FCC-Sportdirektor Tobias Werner: „Wir hätten Marius sehr gern in Jena gehalten und ihm auch ein entsprechendes Angebot unterbreitet. Aber es ging hier nicht um vertragliche Details, sondern um eine grundsätzliche Entscheidung von Marius, der sich mit und bei seiner Familie in Hessen einen beruflichen Neuanfang wünscht. Das müssen wir, auch wenn es uns sportlich schwerfällt, selbstverständlich respektieren und wünschen ihm dabei von Herzen alles Gute und viel Erfolg.“

Marius Grösch: „Ich habe zehn Jahre für den FC Carl Zeiss Jena gespielt. Der FCC bedeutet mir viel und ist so etwas wie meine fußballerische Heimat, die ich auch nie vergessen werde. Deshalb finde ich es auch extrem schade, dass ich mich wohl nicht mehr in einem vollen Stadion von den Zeiss-Fans verabschieden kann - nun ist das Ziel, dies zumindest mit dem Thüringenpokal zu tun.“

FCC-Geschäftsführer Chris Förster: „Marius ist ein tadelloser Sportsmann, den wir auch in der kommenden Saison sehr gern weiter bei uns gehabt hätten.

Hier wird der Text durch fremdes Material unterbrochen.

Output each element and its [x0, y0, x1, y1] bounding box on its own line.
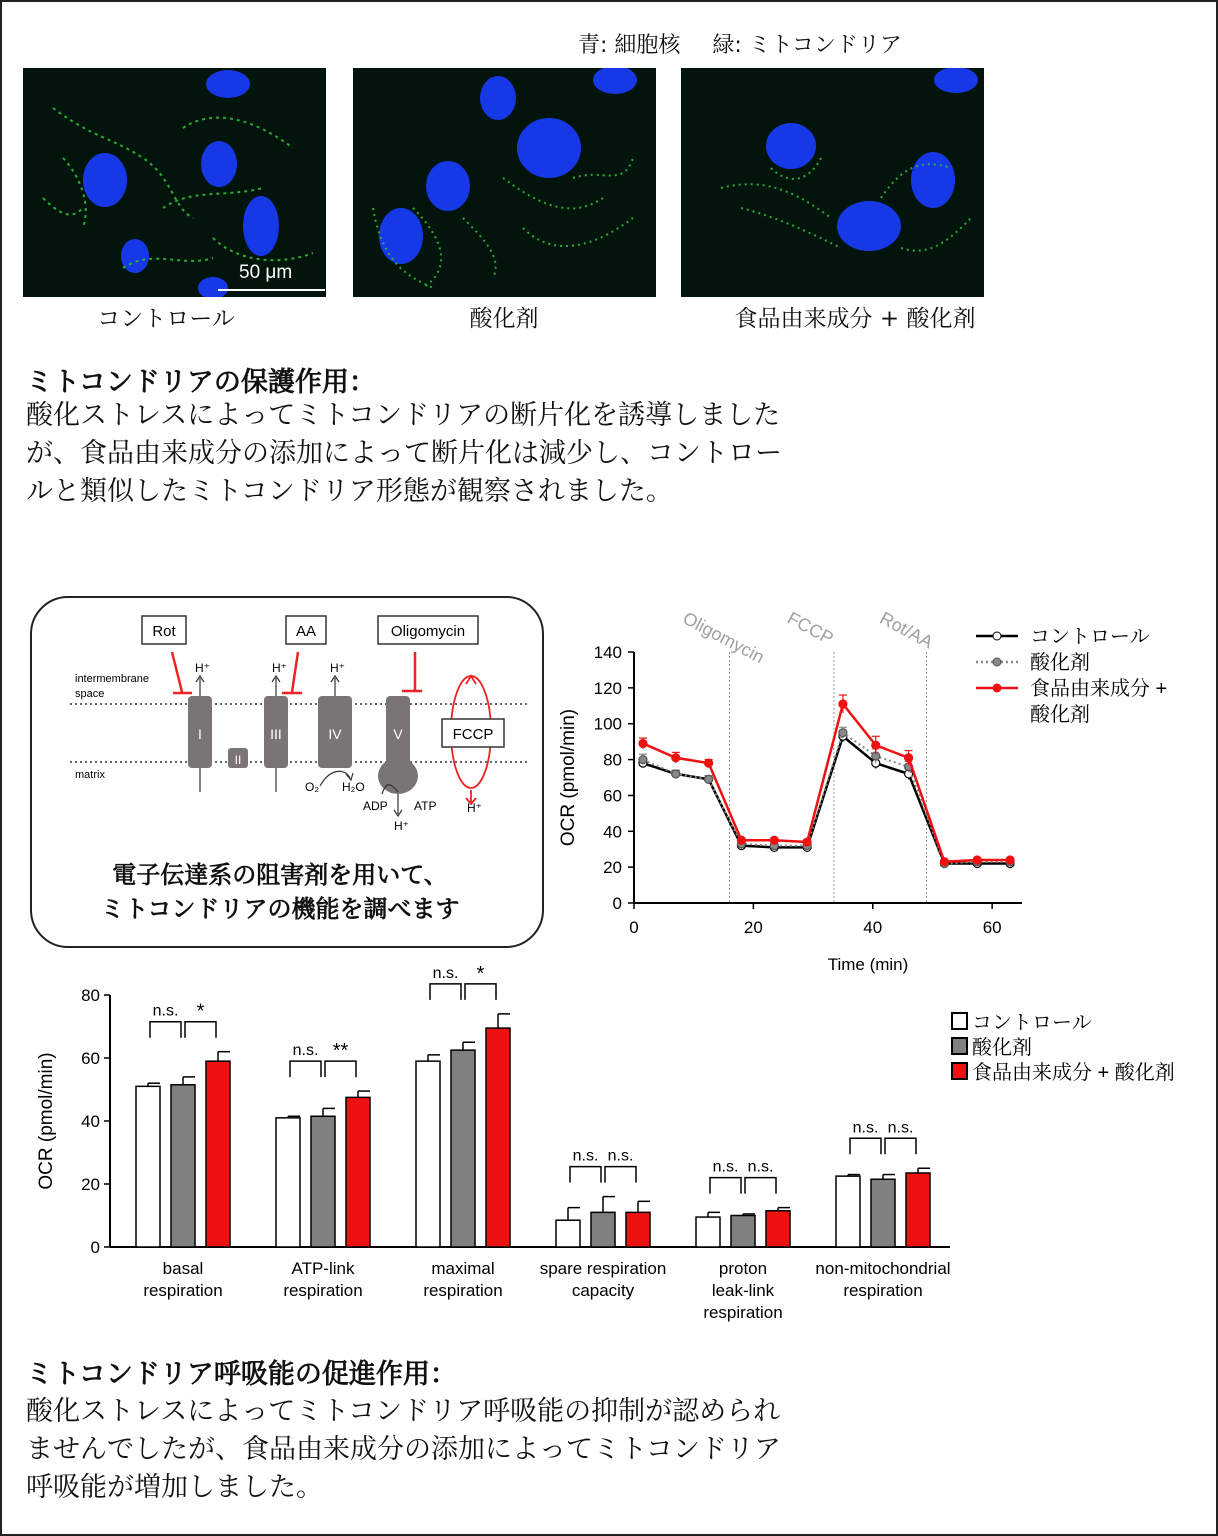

Er war immer reflektiert und jemand mit dem Blick über den Fußball hinaus. Insofern ist seine Entscheidung für uns nachvollziehbar. Auch wenn sie uns natürlich sportlich schmerzt. Wir wünschen ihm persönlich und sportlich alles Gute für die Zukunft, in der er jederzeit gern im Ernst-Abbe-Sportfeld gesehen ist.“

Der in Fulda geborene Grösch wechselte im Sommer 2009 als U17-Spieler von der SG Viktoria Bronzell ins Nachwuchsleistungszentrum des FC Carl Zeiss Jena, für den er 2012 sein Debüt in der Regionalliga gab. Nach einem zweijährigen Intermezzo beim 1. FC Kaiserlautern kehrte Marius Grösch 2017 zurück zum FCC, für dessen 1. Mannschaft er bis heute 185 Spiele absolvierte (davon 81 Partien in der 3. Liga).

Im Sommer soll es dann für Marius Grösch zurück nach Fulda gehen, wo er eine Ausbildung zum Verwaltungsfachangestellten beginnen wird. Dem Fußball wird „Gröschi“ auch in Fulda treu bleiben und begleitend zu seiner Ausbildung zukünftig für die SG Barockstadt Fulda-Lehnerz auflaufen.